Savants

SAVANTS

by Phyllis Wallbank MBE

I watched very recently a fine documentary on what used to be known as ‘Idiots Savants’. These are very exceptional children who never develop much beyond the age of about five, but who have one exceedingly extraordinary gift usually in drawing or music or a branch of mathematics.

The commentator said that it is not known how this phenomenon comes about. If we take the different stages as outlined by Lonergan and Montessori, I would suggest that the following is the answer.

The documentary showed Stephen Wiltshire who can look at a scene of great complexity of buildings for a very short time and then can reproduce it with all the details! The buildings were correct architecturally.

When they showed him working, one saw that he quickly kept his pen moving over the whole. He did not complete a building first and then another until the drawing was complete. He quickly sketched the whole scene and then finished off the details. He had taken it in as a whole like a photographical impression!

There was a boy shown playing the piano and when something complex was played just once to him, he could reproduce it immediately with all the chords and the same harmony. Yet the same boy was like a very small child in behavior although he was about eighteen or twenty years old.

I suggest that the reason lies in the brain functioning still as that of the under six years. Up to the age of six, young children absorb their environment. They absorb the culture, customs and language of their country and function as a child of the country where they are living and with the language of the people around them. It is understood now that it is the frontal lobes of the brain that are active in this way. The young child usually absorbs the language by the end of the third year, complete with the grammar!
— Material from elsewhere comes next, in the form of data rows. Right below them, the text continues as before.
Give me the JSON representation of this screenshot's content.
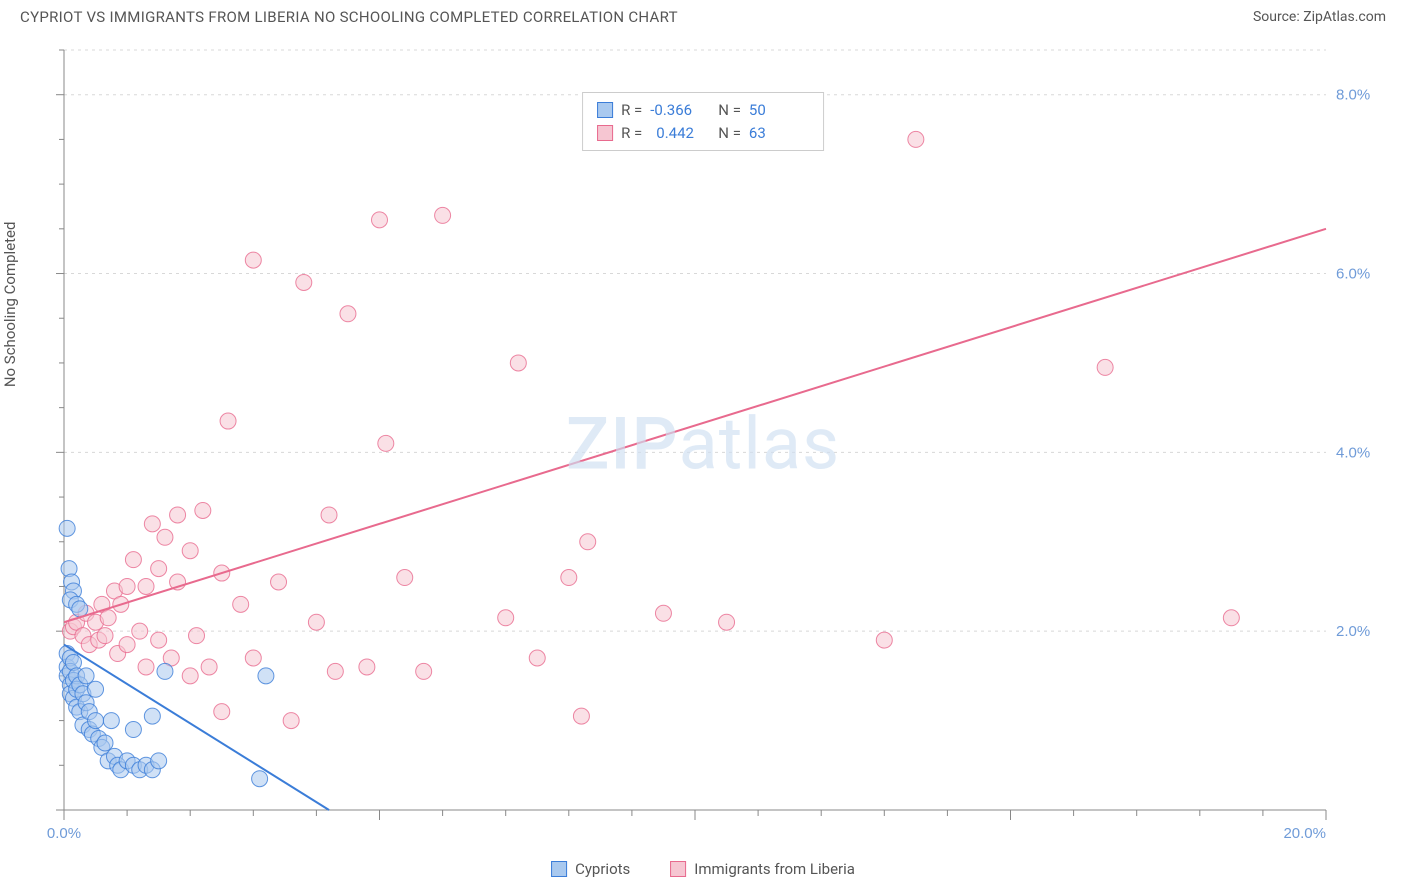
{
  "title": "CYPRIOT VS IMMIGRANTS FROM LIBERIA NO SCHOOLING COMPLETED CORRELATION CHART",
  "source_label": "Source: ZipAtlas.com",
  "ylabel": "No Schooling Completed",
  "watermark": "ZIPatlas",
  "chart": {
    "type": "scatter",
    "xlim": [
      0,
      20
    ],
    "ylim": [
      0,
      8.5
    ],
    "xtick_step": 5,
    "ytick_step": 2,
    "xtick_minor_step": 1,
    "grid_color": "#d8d8d8",
    "axis_color": "#888888",
    "tick_label_color": "#6f9bd8",
    "background_color": "#ffffff",
    "marker_radius": 8,
    "marker_opacity": 0.55,
    "line_width": 2,
    "x_labels": [
      "0.0%",
      "20.0%"
    ],
    "y_labels": [
      "2.0%",
      "4.0%",
      "6.0%",
      "8.0%"
    ],
    "series": [
      {
        "name": "Cypriots",
        "color_fill": "#a9c9ef",
        "color_stroke": "#3b7dd8",
        "R_label": "R =",
        "R": "-0.366",
        "N_label": "N =",
        "N": "50",
        "trend": {
          "x1": 0,
          "y1": 1.85,
          "x2": 4.2,
          "y2": 0.0
        },
        "points": [
          [
            0.05,
            1.75
          ],
          [
            0.05,
            1.6
          ],
          [
            0.05,
            1.5
          ],
          [
            0.1,
            1.7
          ],
          [
            0.1,
            1.55
          ],
          [
            0.1,
            1.4
          ],
          [
            0.1,
            1.3
          ],
          [
            0.15,
            1.65
          ],
          [
            0.15,
            1.45
          ],
          [
            0.15,
            1.25
          ],
          [
            0.2,
            1.5
          ],
          [
            0.2,
            1.35
          ],
          [
            0.2,
            1.15
          ],
          [
            0.25,
            1.4
          ],
          [
            0.25,
            1.1
          ],
          [
            0.3,
            1.3
          ],
          [
            0.3,
            0.95
          ],
          [
            0.35,
            1.5
          ],
          [
            0.35,
            1.2
          ],
          [
            0.4,
            1.1
          ],
          [
            0.4,
            0.9
          ],
          [
            0.45,
            0.85
          ],
          [
            0.5,
            1.35
          ],
          [
            0.5,
            1.0
          ],
          [
            0.55,
            0.8
          ],
          [
            0.6,
            0.7
          ],
          [
            0.65,
            0.75
          ],
          [
            0.7,
            0.55
          ],
          [
            0.75,
            1.0
          ],
          [
            0.8,
            0.6
          ],
          [
            0.85,
            0.5
          ],
          [
            0.9,
            0.45
          ],
          [
            1.0,
            0.55
          ],
          [
            1.1,
            0.9
          ],
          [
            1.1,
            0.5
          ],
          [
            1.2,
            0.45
          ],
          [
            1.3,
            0.5
          ],
          [
            1.4,
            1.05
          ],
          [
            1.4,
            0.45
          ],
          [
            1.5,
            0.55
          ],
          [
            1.6,
            1.55
          ],
          [
            0.05,
            3.15
          ],
          [
            0.08,
            2.7
          ],
          [
            0.12,
            2.55
          ],
          [
            0.15,
            2.45
          ],
          [
            0.1,
            2.35
          ],
          [
            0.2,
            2.3
          ],
          [
            0.25,
            2.25
          ],
          [
            3.2,
            1.5
          ],
          [
            3.1,
            0.35
          ]
        ]
      },
      {
        "name": "Immigrants from Liberia",
        "color_fill": "#f6c6d2",
        "color_stroke": "#e86a8e",
        "R_label": "R =",
        "R": "0.442",
        "N_label": "N =",
        "N": "63",
        "trend": {
          "x1": 0,
          "y1": 2.1,
          "x2": 20,
          "y2": 6.5
        },
        "points": [
          [
            0.1,
            2.0
          ],
          [
            0.15,
            2.05
          ],
          [
            0.2,
            2.1
          ],
          [
            0.3,
            1.95
          ],
          [
            0.35,
            2.2
          ],
          [
            0.4,
            1.85
          ],
          [
            0.5,
            2.1
          ],
          [
            0.55,
            1.9
          ],
          [
            0.6,
            2.3
          ],
          [
            0.65,
            1.95
          ],
          [
            0.7,
            2.15
          ],
          [
            0.8,
            2.45
          ],
          [
            0.85,
            1.75
          ],
          [
            0.9,
            2.3
          ],
          [
            1.0,
            2.5
          ],
          [
            1.0,
            1.85
          ],
          [
            1.1,
            2.8
          ],
          [
            1.2,
            2.0
          ],
          [
            1.3,
            1.6
          ],
          [
            1.3,
            2.5
          ],
          [
            1.4,
            3.2
          ],
          [
            1.5,
            2.7
          ],
          [
            1.5,
            1.9
          ],
          [
            1.6,
            3.05
          ],
          [
            1.7,
            1.7
          ],
          [
            1.8,
            2.55
          ],
          [
            1.8,
            3.3
          ],
          [
            2.0,
            1.5
          ],
          [
            2.0,
            2.9
          ],
          [
            2.1,
            1.95
          ],
          [
            2.2,
            3.35
          ],
          [
            2.3,
            1.6
          ],
          [
            2.5,
            2.65
          ],
          [
            2.5,
            1.1
          ],
          [
            2.6,
            4.35
          ],
          [
            2.8,
            2.3
          ],
          [
            3.0,
            6.15
          ],
          [
            3.0,
            1.7
          ],
          [
            3.4,
            2.55
          ],
          [
            3.6,
            1.0
          ],
          [
            3.8,
            5.9
          ],
          [
            4.0,
            2.1
          ],
          [
            4.2,
            3.3
          ],
          [
            4.3,
            1.55
          ],
          [
            4.5,
            5.55
          ],
          [
            4.8,
            1.6
          ],
          [
            5.0,
            6.6
          ],
          [
            5.1,
            4.1
          ],
          [
            5.4,
            2.6
          ],
          [
            5.7,
            1.55
          ],
          [
            6.0,
            6.65
          ],
          [
            7.0,
            2.15
          ],
          [
            7.2,
            5.0
          ],
          [
            7.5,
            1.7
          ],
          [
            8.0,
            2.6
          ],
          [
            8.2,
            1.05
          ],
          [
            8.3,
            3.0
          ],
          [
            9.5,
            2.2
          ],
          [
            10.5,
            2.1
          ],
          [
            13.0,
            1.9
          ],
          [
            13.5,
            7.5
          ],
          [
            16.5,
            4.95
          ],
          [
            18.5,
            2.15
          ]
        ]
      }
    ]
  },
  "legend": {
    "series1_label": "Cypriots",
    "series2_label": "Immigrants from Liberia"
  }
}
After the age of six, normally these frontal lobes cease to function in this way , because the data collection and cause and effect parts of the brain take over instead. This is why an adult has to learn a language in a different way from the way the young child learns. The adult has more difficulty than the young child and the accent and intonation is never as perfect as the child who learns the language by absorbing it in this holistic way.

I suspect that part of the Savant’s brain has been damaged and so doesn’t develop but that the frontal lobes are undamaged and nature compensates by keeping this absorbent mind part of the brain active and receptive for the subject that interests him.

The Savant stays at Lonergan’s IMMEDIATE STAGE, and Montessori’s ABSORBENT MIND PERIOD OF SENSITIVITY. This part of the Savant’s brain which is active from birth to 6 is able to receive nourishment and to go on growing. This is why he is able to reproduce music, art or sometimes mathematical calculation of calendar dates in this wonderful photographic way.

This part of the brain continues to function just as the brain of the normal child at the earlier age, when there is this stage of absorption, where the whole is received, not section by section but more like a photograph. The language, the culture, the morality, the religion is taken in like a photograph of a scenerather than a part by part sketch.

It seems that this part of the Savant’s brain remains active as he gets older. Consequently this power of absorption of things as a whole doesn’t diminish whereas in all other people, this diminishes so that factual understanding may come about.

From the age of seven, usually items around are investigated studied and understood and questions become very important. This is Lonergan’s Mediate stage. This enables the child with normal development to understand the environment.

This step by step understanding the Savant seems unable to do but his frontal lobes seem to remain with the earlier activity undiminished. This, I believe, is why he now develops a greater capacity than normal in absorbing a scene for drawing or another is able to reproduce a piece of music. Immediately. complete with harmony. He still sees and hears as a complete whole whereas others at this later age have not the capacity to do this as the frontal lobes no longer work in the same way as they did before they were seven.

The Savant’s brain goes on with this earlier sensitivity developing where his interest lies, and so he is able to draw and play music brilliantly as a whole. He takes in aerial views and draws them, whereas we have to take each section analytically as that is the normal stage of brain development at the later age.

When the Savant’s brain retains the earlier stage of absorption and goes on being active, we are lost in wonder at this strange and fine ability produced within someone who otherwise functions at a low level of understanding.

Lonergan’s Immediate stage has never been left by the Savant.